Difference between revisions of "SOSCIP GPU"

SOSCIP GPU
SOSCIP GPU
Installed	September 2017
Operating System	Ubuntu 16.04 le
Number of Nodes	14x Power 8 with 4x NVIDIA P100
Interconnect	Infiniband EDR
Ram/Node	512 GB
Cores/Node	2 x 10core (20 physical, 160 SMT)
Login/Devel Node	sgc01
Vendor Compilers	xlc/xlf, nvcc

Revision as of 14:35, 7 September 2017

SOSCIP

The SOSCIP GPU Cluster is a Southern Ontario Smart Computing Innovation Platform (SOSCIP) resource located at theUniversity of Toronto's SciNet HPC facility. The SOSCIP multi-university/industry consortium is funded by the Ontario Government and the Federal Economic Development Agency for Southern Ontario [1].

Specifications

The SOSCIP GPU Cluster consists of of 14 IBM Power 822LC "Minksy" Servers each with 2x10core 3.25GHz Power8 CPUs and 512GB Ram. Similar to Power 7, the Power 8 utilizes Simultaneous MultiThreading (SMT), but extends the design to 8 threads per core allowing the 20 physical cores to support up to 160 threads.
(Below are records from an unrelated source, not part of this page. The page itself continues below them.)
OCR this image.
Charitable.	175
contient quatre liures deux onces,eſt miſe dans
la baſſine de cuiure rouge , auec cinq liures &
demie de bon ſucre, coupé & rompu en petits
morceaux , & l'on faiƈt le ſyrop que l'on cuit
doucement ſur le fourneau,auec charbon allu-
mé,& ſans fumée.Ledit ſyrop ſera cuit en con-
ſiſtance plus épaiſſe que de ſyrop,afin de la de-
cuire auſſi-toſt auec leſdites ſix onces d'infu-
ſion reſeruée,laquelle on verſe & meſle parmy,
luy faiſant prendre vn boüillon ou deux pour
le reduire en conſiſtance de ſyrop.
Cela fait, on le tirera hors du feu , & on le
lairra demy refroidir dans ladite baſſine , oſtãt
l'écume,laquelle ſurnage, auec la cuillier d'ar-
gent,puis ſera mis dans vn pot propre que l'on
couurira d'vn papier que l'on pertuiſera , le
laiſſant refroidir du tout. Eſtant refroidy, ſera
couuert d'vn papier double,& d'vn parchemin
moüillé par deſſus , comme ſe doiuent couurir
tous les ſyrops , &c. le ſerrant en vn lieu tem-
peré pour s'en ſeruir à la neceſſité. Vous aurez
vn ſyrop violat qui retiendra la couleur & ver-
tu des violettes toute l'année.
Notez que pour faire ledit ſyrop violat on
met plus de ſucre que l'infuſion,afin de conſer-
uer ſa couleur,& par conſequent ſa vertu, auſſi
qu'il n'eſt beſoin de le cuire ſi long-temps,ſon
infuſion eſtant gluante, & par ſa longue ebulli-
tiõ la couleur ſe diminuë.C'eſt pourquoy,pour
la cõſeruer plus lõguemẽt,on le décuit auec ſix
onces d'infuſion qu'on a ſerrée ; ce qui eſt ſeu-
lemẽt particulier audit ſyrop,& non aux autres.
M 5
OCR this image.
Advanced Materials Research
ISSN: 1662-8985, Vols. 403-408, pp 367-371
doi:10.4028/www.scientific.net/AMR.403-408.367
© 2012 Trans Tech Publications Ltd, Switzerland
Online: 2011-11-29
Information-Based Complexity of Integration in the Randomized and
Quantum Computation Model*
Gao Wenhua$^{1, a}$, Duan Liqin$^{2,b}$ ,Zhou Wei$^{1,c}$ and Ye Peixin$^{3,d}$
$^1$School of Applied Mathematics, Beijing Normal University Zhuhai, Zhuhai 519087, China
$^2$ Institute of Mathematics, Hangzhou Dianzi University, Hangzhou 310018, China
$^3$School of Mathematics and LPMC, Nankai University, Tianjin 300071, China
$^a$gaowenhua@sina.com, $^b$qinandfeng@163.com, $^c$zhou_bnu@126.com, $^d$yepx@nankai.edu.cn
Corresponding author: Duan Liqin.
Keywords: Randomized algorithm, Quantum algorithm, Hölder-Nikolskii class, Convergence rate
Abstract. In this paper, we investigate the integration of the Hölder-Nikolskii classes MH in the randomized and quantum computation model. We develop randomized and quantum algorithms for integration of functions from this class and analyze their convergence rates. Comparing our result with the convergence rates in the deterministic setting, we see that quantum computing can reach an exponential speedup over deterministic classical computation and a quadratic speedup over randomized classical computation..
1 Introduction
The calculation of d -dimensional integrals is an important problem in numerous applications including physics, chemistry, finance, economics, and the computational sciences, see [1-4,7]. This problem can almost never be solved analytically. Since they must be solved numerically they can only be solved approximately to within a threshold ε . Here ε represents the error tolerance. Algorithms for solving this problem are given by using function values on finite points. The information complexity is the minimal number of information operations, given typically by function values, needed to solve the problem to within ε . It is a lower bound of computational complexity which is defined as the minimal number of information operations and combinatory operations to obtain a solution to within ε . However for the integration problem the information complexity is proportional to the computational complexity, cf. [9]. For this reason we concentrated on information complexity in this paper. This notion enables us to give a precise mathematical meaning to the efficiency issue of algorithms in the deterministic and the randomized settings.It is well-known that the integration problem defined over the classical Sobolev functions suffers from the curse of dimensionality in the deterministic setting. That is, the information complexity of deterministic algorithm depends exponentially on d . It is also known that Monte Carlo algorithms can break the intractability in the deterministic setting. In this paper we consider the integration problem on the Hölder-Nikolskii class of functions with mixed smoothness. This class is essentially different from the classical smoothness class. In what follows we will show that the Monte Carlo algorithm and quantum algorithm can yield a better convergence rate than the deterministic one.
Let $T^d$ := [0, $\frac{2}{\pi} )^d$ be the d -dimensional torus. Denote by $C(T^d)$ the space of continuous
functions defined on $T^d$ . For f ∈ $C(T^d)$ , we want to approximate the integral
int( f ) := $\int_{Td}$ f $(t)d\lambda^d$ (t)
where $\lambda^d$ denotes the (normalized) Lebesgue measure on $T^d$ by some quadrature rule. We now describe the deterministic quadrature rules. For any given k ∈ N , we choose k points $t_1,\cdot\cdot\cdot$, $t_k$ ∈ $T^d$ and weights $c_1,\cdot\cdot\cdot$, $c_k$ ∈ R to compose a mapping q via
Each node has 4x NVIDIA Tesla P100 GPUs each with 16GB of RAM with CUDA Capability 6.0 (Pascal) connected using NVlink.

Compile/Devel/Test

Access is provided through the BGQ login node, bgqdev.scinet.utoronto.ca using ssh, and from there you can proceed to the GPU development node sgc01.

Filesystem

The filesystem is shared with the BGQ system. See here for details.

Job Submission

The SOSCIP GPU cluster uses SLURM as a job scheduler and jobs are scheduled by node, ie 20 cores and 4 GPUs each. Jobs are submitted from the development node sgc01.

$ sbatch myjob.script

Where myjob.script is

#!/bin/bash
#SBATCH --nodes=1 
#SBATCH --ntasks=20  # MPI tasks (needed for srun) 
#SBATCH --time=00:10:00  # H:M:S
#SBATCH --gres=gpu:4     # Ask for 4 GPUs per node

cd $SLURM_SUBMIT_DIR

hostname
nvidia-smi

You can queury job information using

 
squeue

To cancel a job use

scancel $JOBID

Software

GNU Compilers

To load the newer advance toolchain version use:

module load gcc/6.3.1

IBM Compilers

To load the native IBM xlc/xlc++ compilers

module load xlc/13.1.5
module load xlf/15.1.5

Driver Version

The current NVIDIA driver version is 384.66

CUDA

The current installed CUDA Tookit is 8.0

module load cuda/8.0

The CUDA driver is installed locally, however the CUDA Toolkit is installed in:

/usr/local/cuda-8.0

OpenMPI

Currently OpenMPI has been setup on the 14 nodes connected over EDR Infiniband.

$ module load openmpi/2.1.1-gcc-5.4.0
$ module load openmpi/2.1.1-XL-13_15.1.5

OpenAI

The IBM powerAI framework is installed.